Thank you, glad to hear you’re interested.

Learnings from the DataHaskell experiment, good question!

  • OSS communities take a lot of energy and require deliberate and thoughtful communication. People lose interest immediately if these are not in place.
  • Goals, momentum and planning. Unifying numerical computing and data analysis is a very ambitious program with tons of tricky technical details and UX things to iron out by interacting with users. Too ambitious roadmaps kill (unpaid) projects. This is kind of where we left off before losing steam: GitHub - DataHaskell/dh-core: Functional data science
  • Documentation over “updates”. At some point we had a buzzing chat on Gitter, we even had an in-person workshop at ICFP’17 and a Zoom call that spanned many timezones, but nothing beats a single online place where people can read stuff on their own time. I suppose this is the closest we got: Issues · DataHaskell/dh-core · GitHub

Honestly, I don’t really have the bandwidth to restart DH, but I would happily give the keys to an interested party. Truth be told it was a very inclusive setup and people were invited as soon as they signaled interest, so in the same vein I have invited you in as well.

4 Likes

Greatly appreciated it. Might be worth setting up a discord instead of gitter.

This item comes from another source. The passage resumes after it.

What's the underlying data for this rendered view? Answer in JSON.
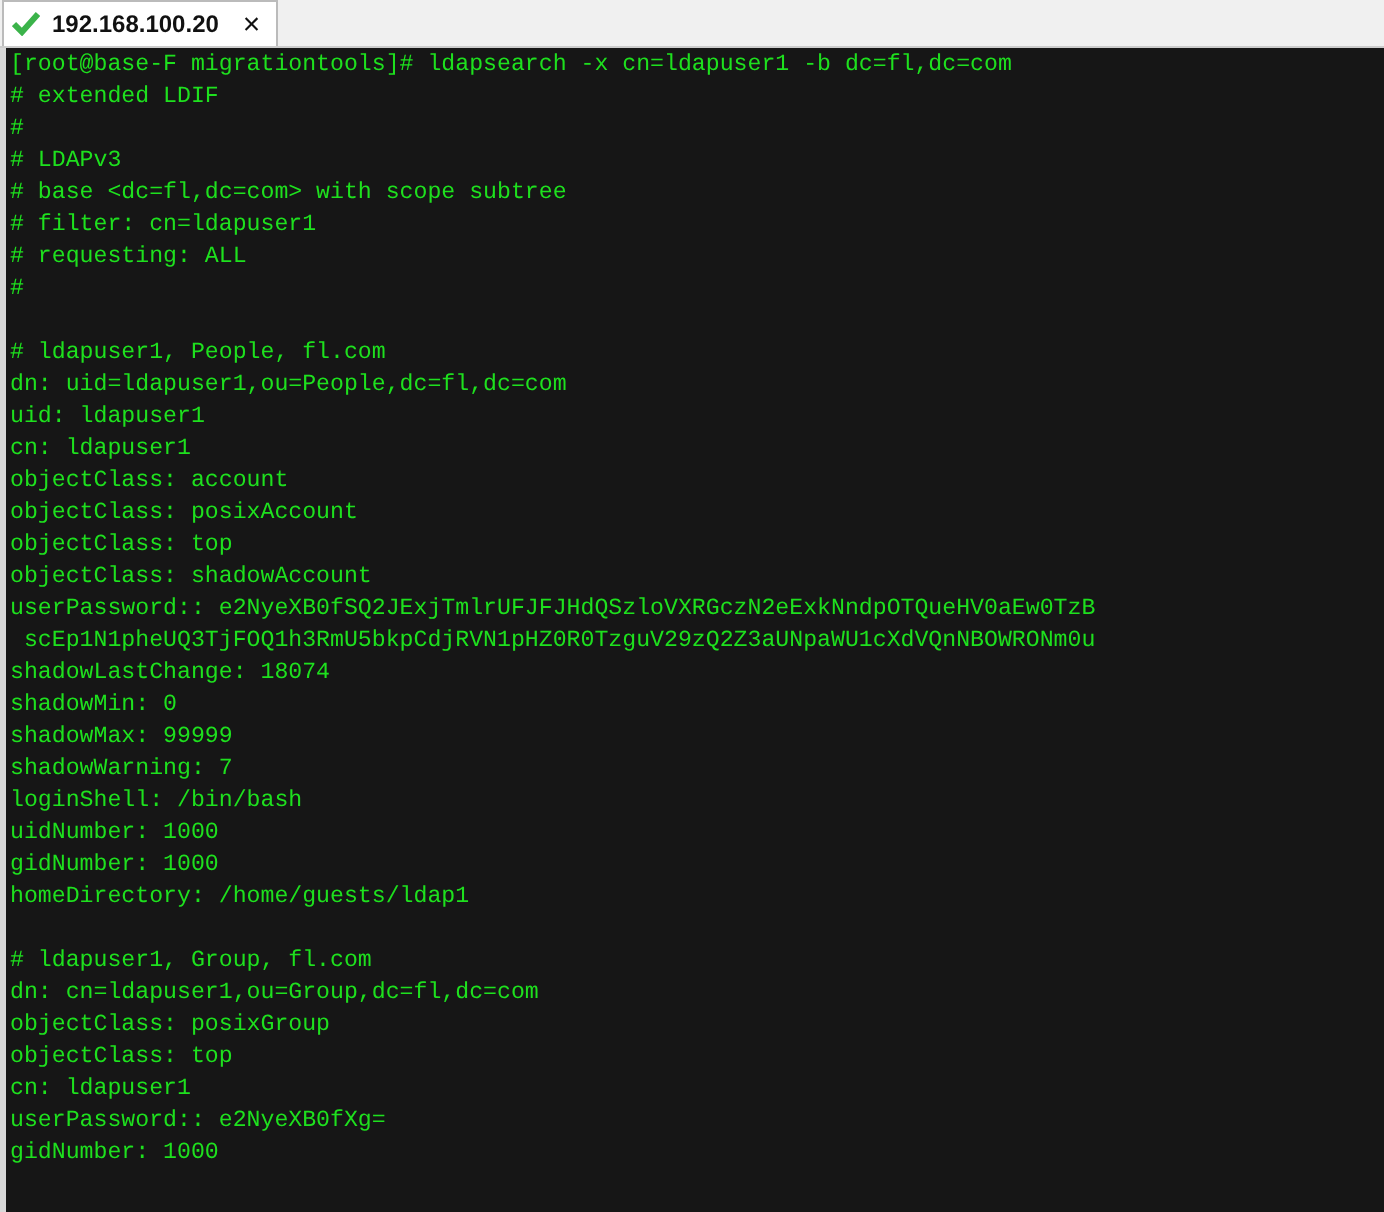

  1. what were some things that worked communication wise? What counted as deliberate and thoughtful communication.
  2. if you could redefine the goals with the benefit of hindsight what would they be and how would you pace them?
  3. by updates you mean posts or messages about new work as opposed to putting it in a doc?

I can definitely relate to this experience. You could request help for any of the tasks that dont require much design work, like documentation, anything devops related or task of this nature that take a lot of time.

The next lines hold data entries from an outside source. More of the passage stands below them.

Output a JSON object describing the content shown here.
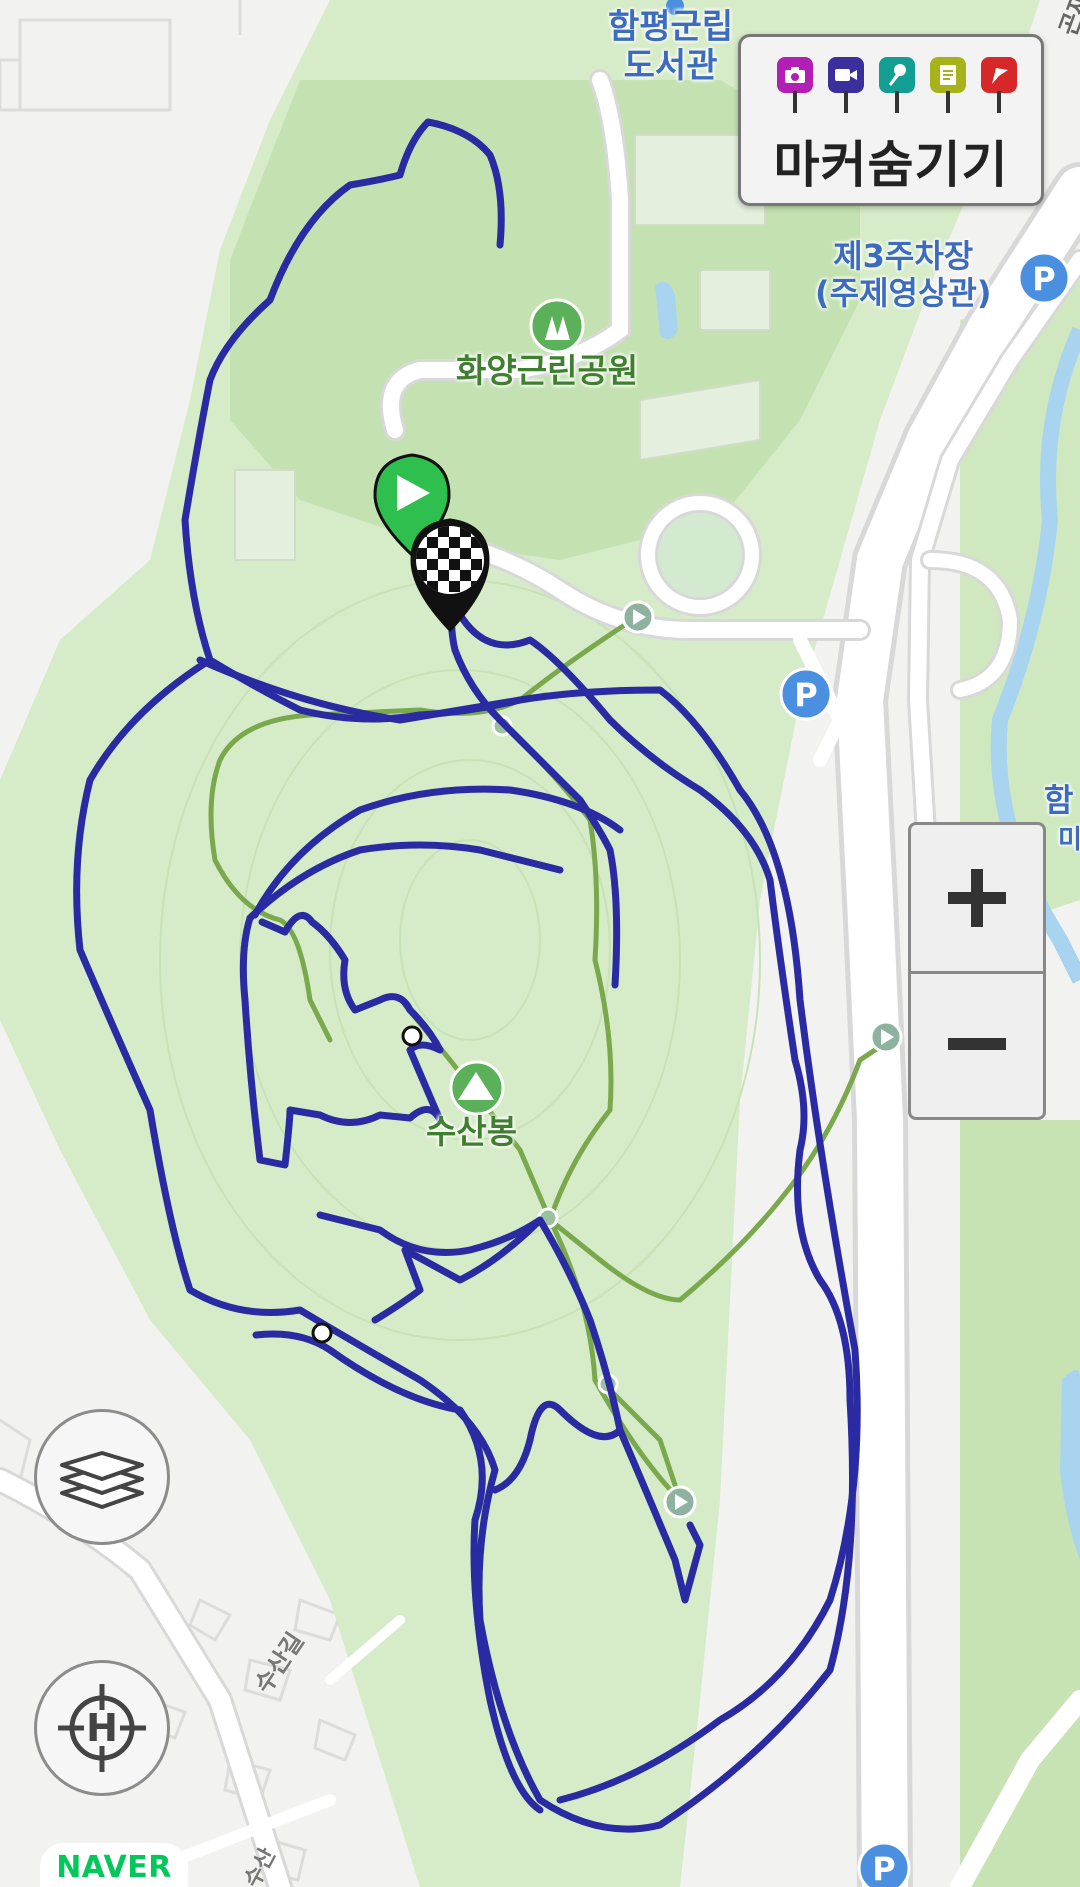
{
  "map": {
    "labels": {
      "library": "함평군립\n도서관",
      "parking3": "제3주차장\n(주제영상관)",
      "park": "화양근린공원",
      "peak": "수산봉",
      "road1": "수산길",
      "road2": "수산",
      "right_edge1": "함",
      "right_edge2": "미",
      "top_right_edge": "곤재로"
    },
    "colors": {
      "track": "#2a2ba3",
      "park_fill": "#cfe8bf",
      "park_dark": "#b9dda6",
      "trail": "#7aa84c",
      "road": "#ffffff",
      "water": "#a8d4f0",
      "parking": "#4a8fe0",
      "start_marker": "#2fbf4f"
    }
  },
  "marker_panel": {
    "label": "마커숨기기",
    "icons": [
      {
        "name": "camera-icon",
        "color": "#b21fb5"
      },
      {
        "name": "video-icon",
        "color": "#3a2f9c"
      },
      {
        "name": "microphone-icon",
        "color": "#129e93"
      },
      {
        "name": "memo-icon",
        "color": "#a8b21b"
      },
      {
        "name": "flag-icon",
        "color": "#d62828"
      }
    ]
  },
  "zoom": {
    "in_symbol": "+",
    "out_symbol": "−"
  },
  "brand": "NAVER"
}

I really like this library, its something I really need on a project im currently working on. For me I already have to jump between Haskell, C, JS, Bash, Perl and Dart on a daily basis(I am trying to phase out Dart and Perl). If I could remove the need to also jump into a Python context with all the tooling, syntax and conceptual shift that comes with a language shift that would be a big win for me.

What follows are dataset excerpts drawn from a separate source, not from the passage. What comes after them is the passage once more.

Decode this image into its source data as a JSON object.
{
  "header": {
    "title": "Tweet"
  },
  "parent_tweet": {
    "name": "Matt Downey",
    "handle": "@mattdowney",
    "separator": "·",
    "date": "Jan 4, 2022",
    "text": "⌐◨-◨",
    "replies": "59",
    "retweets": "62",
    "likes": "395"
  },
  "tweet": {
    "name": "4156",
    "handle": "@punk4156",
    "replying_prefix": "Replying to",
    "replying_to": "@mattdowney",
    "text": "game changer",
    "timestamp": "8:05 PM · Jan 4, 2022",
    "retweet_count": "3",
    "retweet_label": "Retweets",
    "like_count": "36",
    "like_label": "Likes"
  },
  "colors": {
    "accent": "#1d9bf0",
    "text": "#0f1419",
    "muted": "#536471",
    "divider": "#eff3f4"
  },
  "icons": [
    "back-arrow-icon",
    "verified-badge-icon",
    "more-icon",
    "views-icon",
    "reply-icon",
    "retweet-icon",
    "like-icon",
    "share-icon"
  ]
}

Its probably unlikely to completely remove the need for python but for me at least I use it mainly for data exploration atm.

1 Like

In the example video, the use of & in combination with multi-line commands seems pretty convenient!

image

6 Likes

You know DataHaskell actually started with a Slack space, and then by migrating to gitter (linked to repos, open archives) we instantly lost ~50% of the people?

1 Like

Very much agree. In addition, as a syntactic convenience it’s already familiar to a good chunk of the data science community thanks to the tidyverse: Introducing magrittr • magrittr

2 Likes

@l-Shane-l that would be great. I’d appreciate the help and would love to help in return. I remember asking this on Reddit some time ago.

@danidiaz thank you. I thought about exporting (|>) = (&) as an alias that way it looks like Elm/FSharp but figured using & was better since it’s only one key.

@ocramz have all messaging forums for this been abandoned?